Dan aku bisa merasakan kesedihan hati Ibu atas kehilangan anak-anaknya yang dahulu masih nakal dan lucu-lucunya. "Kamu kepingin nggak, punya adik lagi?" tanya Ibu tiba-tiba. Aku terkejut mendengar pertanyaan Ibu. "Maksud Ibu?" Ibu mengulang pertanyaannya kembali. Aku tidak salah mendengar. Aku agak gelagapan dan merasa salah tingkah dengan pertanyaan itu. Dan akhirnya aku menelan ludahku sendiri.
"Rini kadang-kadang juga pernah menginginkan adanya seorang adik," aku mencoba mengatur napasku yang kurang teratur. "Tapi kan usia Ibu sudah...." Aku tidak tega melanjutkannya lagi dan mencoba untuk melihat ekspresi Ibu. Namun dugaanku meleset. Ibu terlihat tenang dan sedikit tersenyum. Saat itulah aku merasa sebuah cahaya menerangi pikiranku yang sudah buntu.
"Apakah Ibu mau mengadopsi anak?" tanyaku hati-hati. Ibu menggelengkan kepalanya. Dan pikiranku sudah benar-benar buntu kali ini. "Lalu?" Ibu pun berkata, "Ibu hamil, Rin!" Tiba-tiba saja aku merasakan adanya petir yang menyambar kepalaku. Dan waktu berkelebat laksana kilat. Aku ... masih tetap tidak percaya kalau Ibu benar-benar hamil. Bapak pun awalnya sependapat denganku. Namun ini benar-benar terjadi.
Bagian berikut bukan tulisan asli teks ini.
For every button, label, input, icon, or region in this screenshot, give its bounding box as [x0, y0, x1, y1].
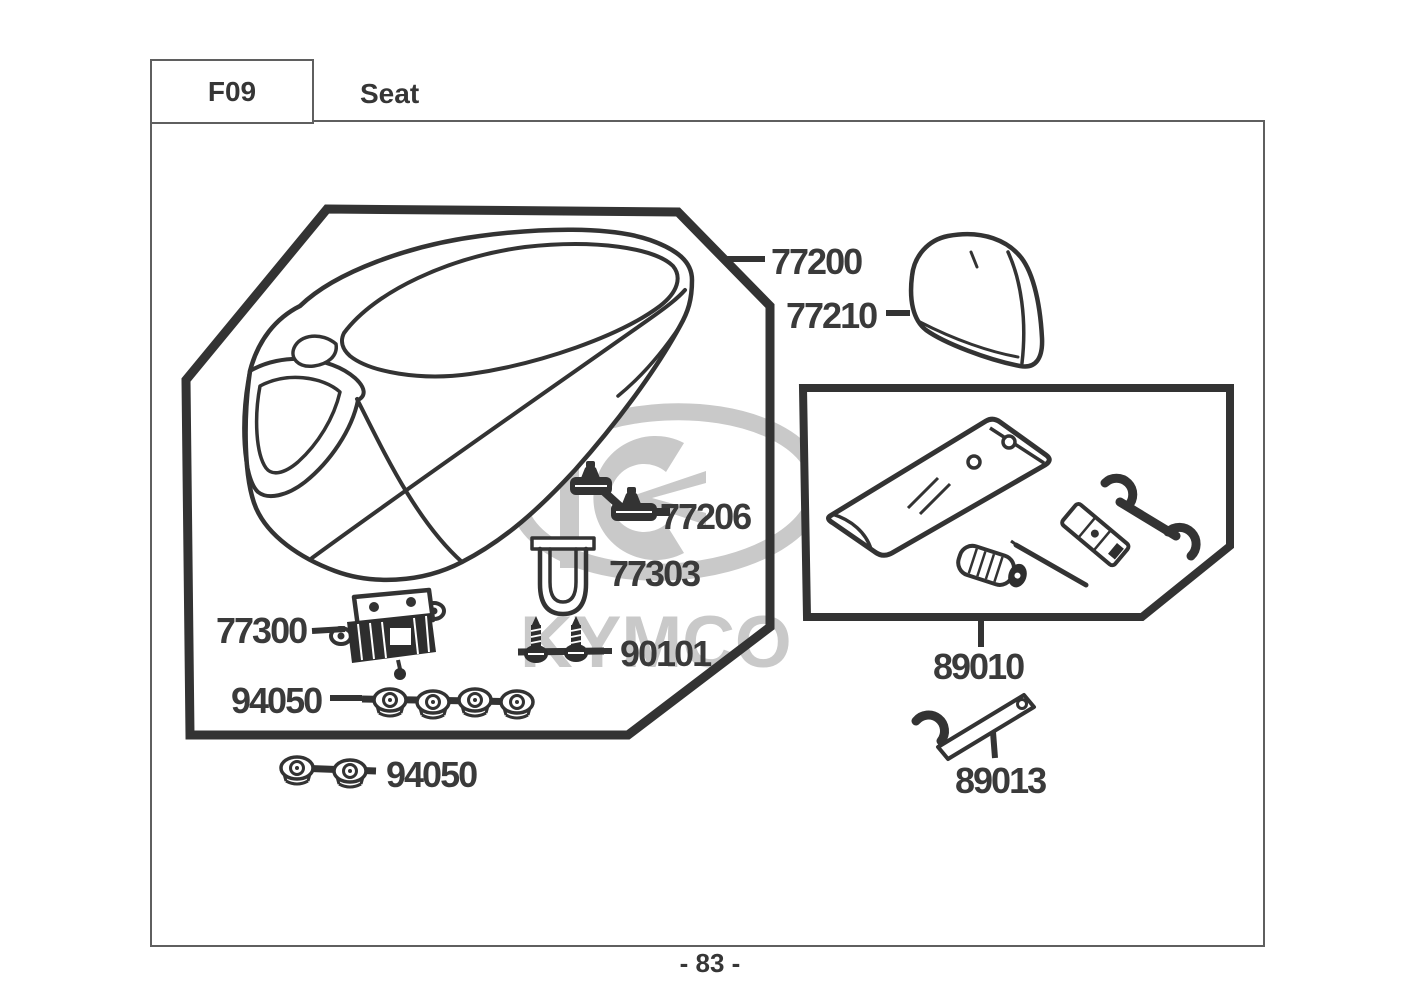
part-label-89013: 89013 [955, 763, 1045, 799]
part-label-90101: 90101 [620, 636, 710, 672]
part-label-77200: 77200 [771, 244, 861, 280]
part-label-77210: 77210 [786, 298, 876, 334]
catalog-page: F09 Seat - 83 - KYMCO [0, 0, 1415, 1000]
part-label-77300: 77300 [216, 613, 306, 649]
part-label-77206: 77206 [660, 499, 750, 535]
flange-nuts-pair-illustration [281, 757, 376, 787]
part-label-94050-row: 94050 [231, 683, 321, 719]
seat-lock-illustration [331, 590, 444, 680]
part-label-89010: 89010 [933, 649, 1023, 685]
part-label-77303: 77303 [609, 556, 699, 592]
part-label-94050-pair: 94050 [386, 757, 476, 793]
tool-kit-illustration [803, 388, 1230, 617]
flange-nuts-row-illustration [362, 689, 533, 718]
backrest-pad-illustration [911, 234, 1042, 366]
hook-spanner-illustration [916, 695, 1034, 759]
seat-band-illustration [532, 538, 594, 614]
Ibu hamil lagi di usianya yang sudah senja. Entah aku gembira atau tidak mendengar berita ini? Gembira karena akan mendapatkan seorang adik lagi yang selama ini hanya menjadi angan-anganku saja atau terasa gamang saja karena mengkhawatirkan kondisi Ibu yang sudah berusia lanjut. "Kira-kira sudah berjalan berapa bulan, Bu?" tanyaku. Ibu tersenyum, "Mungkin sudah berjalan tiga bulan."